Boa tarde. Espero que o dia continue bom para todos e que minha palestra não estrague minha saudação. Para isso, começo com dois avisos: o primeiro deles é que me parece impossível falar de dramaturgia sem falar de minha própria trajetória. E em minha trajetória, necessariamente, incluo peças que li, assisti, as que escrevi e as que sonhei escrever. É claro que não vou falar de todas. Tenho escrito muitas peças na esperança de que a quantidade me ensine algo a respeito de qualidade. Não me considero talentoso e por isso mesmo tenho de extrair as formas de minhas peças da observação e do trabalho. Acho um bom caminho - também é o que resta! - e penso ter conseguido alguns resultados, embora faça questão de ter sempre em mente uma frase lapidar que ouvi do diretor Antonio Abujamra: "Não acredite no sucesso nem no fracasso. Ambos são impostores!"

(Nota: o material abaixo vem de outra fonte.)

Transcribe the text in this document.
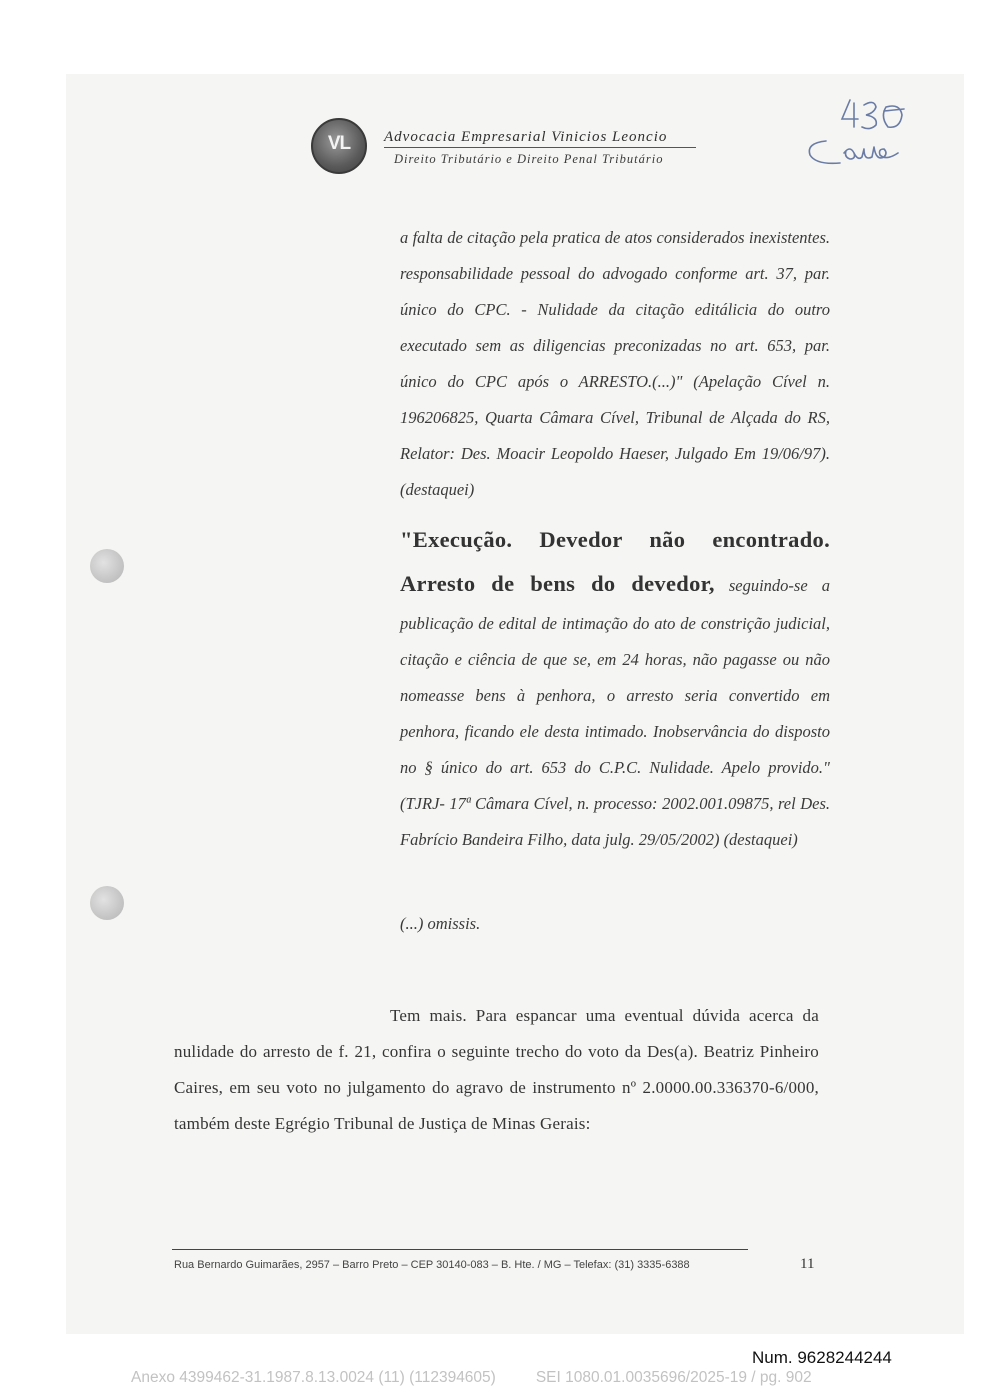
VL	Advocacia Empresarial Vinicios Leoncio
Direito Tributário e Direito Penal Tributário

a falta de citação pela pratica de atos considerados inexistentes. responsabilidade pessoal do advogado conforme art. 37, par. único do CPC. - Nulidade da citação editálicia do outro executado sem as diligencias preconizadas no art. 653, par. único do CPC após o ARRESTO.(...)" (Apelação Cível n. 196206825, Quarta Câmara Cível, Tribunal de Alçada do RS, Relator: Des. Moacir Leopoldo Haeser, Julgado Em 19/06/97). (destaquei)

"Execução. Devedor não encontrado. Arresto de bens do devedor, seguindo-se a publicação de edital de intimação do ato de constrição judicial, citação e ciência de que se, em 24 horas, não pagasse ou não nomeasse bens à penhora, o arresto seria convertido em penhora, ficando ele desta intimado. Inobservância do disposto no § único do art. 653 do C.P.C. Nulidade. Apelo provido."(TJRJ- 17ª Câmara Cível, n. processo: 2002.001.09875, rel Des. Fabrício Bandeira Filho, data julg. 29/05/2002) (destaquei)

(...) omissis.

Tem mais. Para espancar uma eventual dúvida acerca da nulidade do arresto de f. 21, confira o seguinte trecho do voto da Des(a). Beatriz Pinheiro Caires, em seu voto no julgamento do agravo de instrumento nº 2.0000.00.336370-6/000, também deste Egrégio Tribunal de Justiça de Minas Gerais:
Rua Bernardo Guimarães, 2957 – Barro Preto – CEP 30140-083 – B. Hte. / MG – Telefax: (31) 3335-6388	11
Num. 9628244244
Anexo 4399462-31.1987.8.13.0024 (11) (112394605)	SEI 1080.01.0035696/2025-19 / pg. 902
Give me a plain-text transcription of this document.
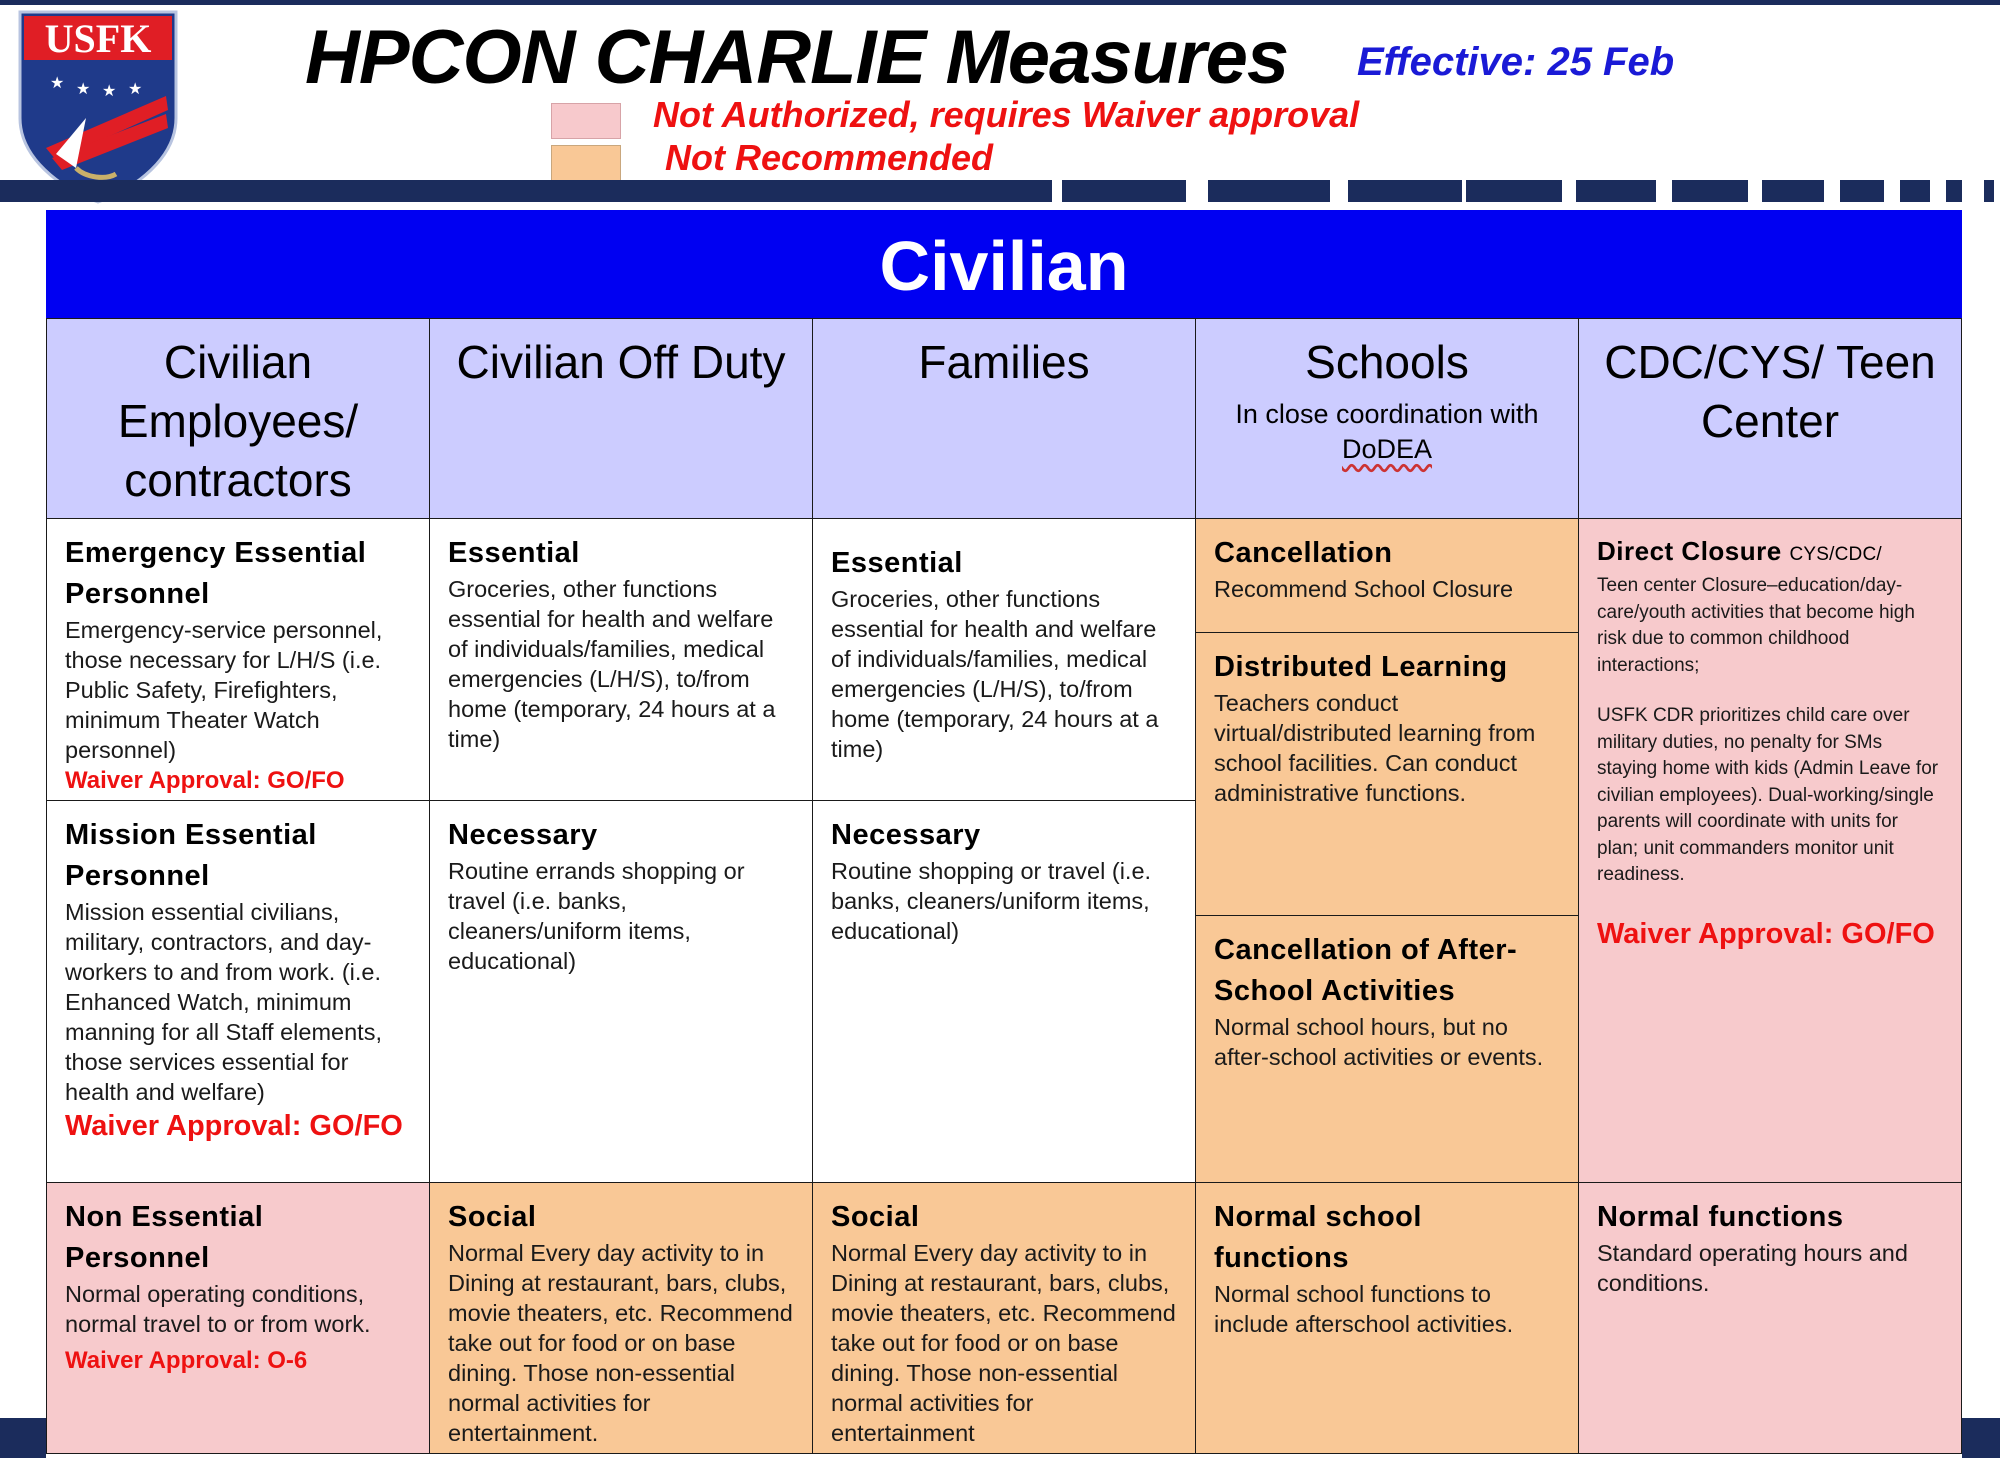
USFK
★ ★ ★ ★ HPCON CHARLIE Measures Effective: 25 Feb
Not Authorized, requires Waiver approval
Not Recommended
Civilian
Civilian Employees/ contractors
Civilian Off Duty	Families	Schools
In close coordination with
DoDEA
CDC/CYS/ Teen Center
Emergency Essential Personnel
Emergency-service personnel, those necessary for L/H/S (i.e. Public Safety, Firefighters, minimum Theater Watch personnel)
Waiver Approval: GO/FO
Mission Essential Personnel
Mission essential civilians, military, contractors, and day-workers to and from work. (i.e. Enhanced Watch, minimum manning for all Staff elements, those services essential for health and welfare)
Waiver Approval: GO/FO
Non Essential Personnel
Normal operating conditions, normal travel to or from work.
Waiver Approval: O-6
Essential
Groceries, other functions essential for health and welfare of individuals/families, medical emergencies (L/H/S), to/from home (temporary, 24 hours at a time)
Necessary
Routine errands shopping or travel (i.e. banks, cleaners/uniform items, educational)
Social
Normal Every day activity to in Dining at restaurant, bars, clubs, movie theaters, etc. Recommend take out for food or on base dining. Those non-essential normal activities for entertainment.
Essential
Groceries, other functions essential for health and welfare of individuals/families, medical emergencies (L/H/S), to/from home (temporary, 24 hours at a time)
Necessary
Routine shopping or travel (i.e. banks, cleaners/uniform items, educational)
Social
Normal Every day activity to in Dining at restaurant, bars, clubs, movie theaters, etc. Recommend take out for food or on base dining. Those non-essential normal activities for entertainment
Cancellation
Recommend School Closure
Distributed Learning
Teachers conduct virtual/distributed learning from school facilities. Can conduct administrative functions.
Cancellation of After-School Activities
Normal school hours, but no after-school activities or events.
Normal school functions
Normal school functions to include afterschool activities.
Direct Closure CYS/CDC/
Teen center Closure–education/day-care/youth activities that become high risk due to common childhood interactions;
USFK CDR prioritizes child care over military duties, no penalty for SMs staying home with kids (Admin Leave for civilian employees). Dual-working/single parents will coordinate with units for plan; unit commanders monitor unit readiness.
Waiver Approval: GO/FO
Normal functions
Standard operating hours and conditions.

O segundo aviso é no sentido de que temos sempre a tendência a generalizar e, em razão disso, somos por demais afirmativos, às vezes até arrogantes em nossas afirmações. Por isso, as posições que, eventualmente, eu venha a defender, referem-se a um tipo de teatro que busco. Há vários teatros, várias dramaturgias, como há vários públicos. Há o teatro ligeiro, o político, o físico, com palavras, sem palavras, social, antropológico, pós-moderno, denominações que desconfio serem todas válidas, talvez verdadeiramente importantes porque representam a multiplicidade do fazer teatral. E essa convivência múltipla de formas e conteúdos talvez seja a grande conquista de nosso tempo. E, depois, penso já ter passado da idade de acreditar em discursos, em manifestos desta ou daquela facção artística que têm como fim derrogar todas as outras e inaugurar um tipo de teatro que se crê como a única experiência artística válida. Isso cheira a século XIX. E, depois, fui aprendendo devagar, como convém a quem não tem muito talento, a acreditar que além do discurso está o trabalho que lhe dá sentido. Um discurso sem a sua comprovação concreta expressa na cena não é mais que um mero discurso. O papel aceita tudo, o palco, não. Ou pelo menos não deveria.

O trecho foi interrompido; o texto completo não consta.